I don’t see how I can do this without using at least three (sub)queries, and even then I’m unable to make it work properly in any case.
So far, I only managed to get it partially working, for example, only for users with at least two rows. This is wrong, of course. If there is a user with only a single row, which has a correct timecreated
value, then I want to get this row as a result. For any other user, I want to get the one row with the greatest timecreated
value that is below the given maximum date (as Unix epoch timestamp).

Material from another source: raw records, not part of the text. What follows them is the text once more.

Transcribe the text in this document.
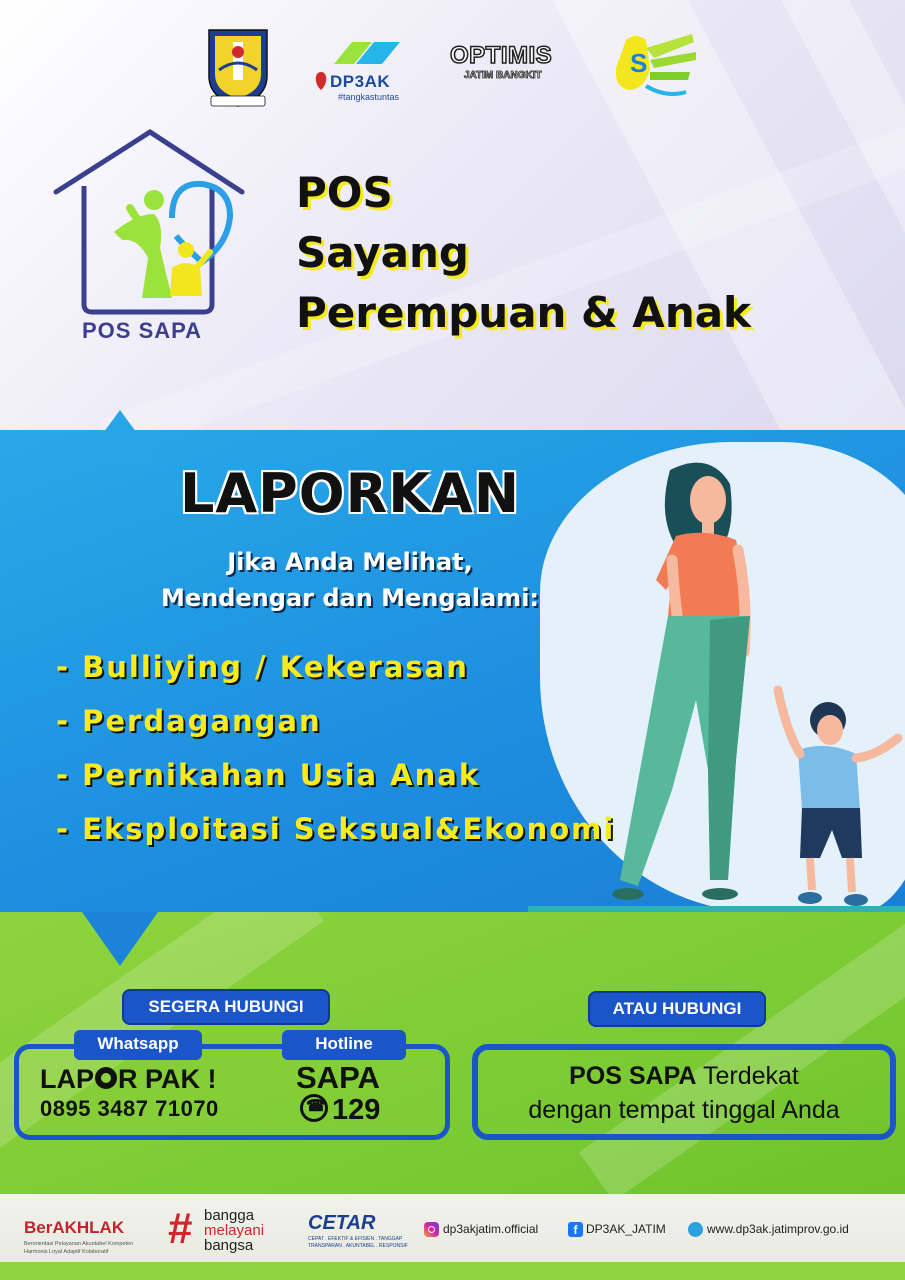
DP3AK
#tangkastuntas
OPTIMIS
JATIM BANGKIT	S
POS SAPA
POS
Sayang
Perempuan & Anak
LAPORKAN
Jika Anda Melihat,
Mendengar dan Mengalami:
- Bulliying / Kekerasan
- Perdagangan
- Pernikahan Usia Anak
- Eksploitasi Seksual&Ekonomi
SEGERA HUBUNGI	ATAU HUBUNGI
Whatsapp	Hotline
LAP R PAK !
0895 3487 71070
SAPA
☎129
POS SAPA Terdekat
dengan tempat tinggal Anda
BerAKHLAK
Berorientasi Pelayanan Akuntabel Kompeten Harmonis Loyal Adaptif Kolaboratif	# bangga
melayani
bangsa
CETAR
CEPAT . EFEKTIF & EFISIEN . TANGGAP TRANSPARAN . AKUNTABEL . RESPONSIF
dp3akjatim.official	f DP3AK_JATIM	www.dp3ak.jatimprov.go.id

Is there anything else that I should mention? Tell me.
Answer :
I think that is exactly the same case of the max-per-group
but with some extended conditions and can be solved by single subquery:
SELECT IF( b.id IS NULL, NULL, a.id ) AS id -- an opposite to COALESCE()
, a.cmid
, a.userid
, b.maxts -- can be NULL
FROM table AS a
LEFT JOIN ( SELECT id -- if you need no rows for users have no rows before
-- the given timestamp replace the LEFT JOIN
-- by plain JOIN
, cmid
, userid
, MAX(timecreated) AS maxts
FROM table
WHERE cmid = given_cmid
AND timecreated < given_timecreated -- additional condition
GROUP BY userid
) AS b ON b.userid = a.userid
AND b.cmid = a.cmid
AND b.maxts = a.timecreated
WHERE a.cmid = given_cmid
;
This query produce the result for each userid
in the table including those having no rows before the given_timecreated
but with maxts
, id
and cmid
set to the NULL
.
Here condition WHERE cmid = given_cmid
is used twice to reduce the size of the subquery result.
Sure you need an index (cmid, userid, timecreated)
for acceptable performance. The order columns listed in the index can be different according to the specific data you have.
Try that:
select user_id, max(timecreated) from mdl_datasets
where cmid=yourmoduleid and timecreated < yourtime
group by user_id ;
Max will return the very last row before “yourtime”, for each user.
This works for postgresql, but i am not very sure for mysql, because group by of mysql sometimes actcs like distinct on (column) in postgresql that will bring any row without any criteria for the other columns (because that postgresql, will reject group by with columns out of it if you dont specify the criteria (like max or something)) – but i think because of max mysql will understand the exactly row we want for each user as postgresql does.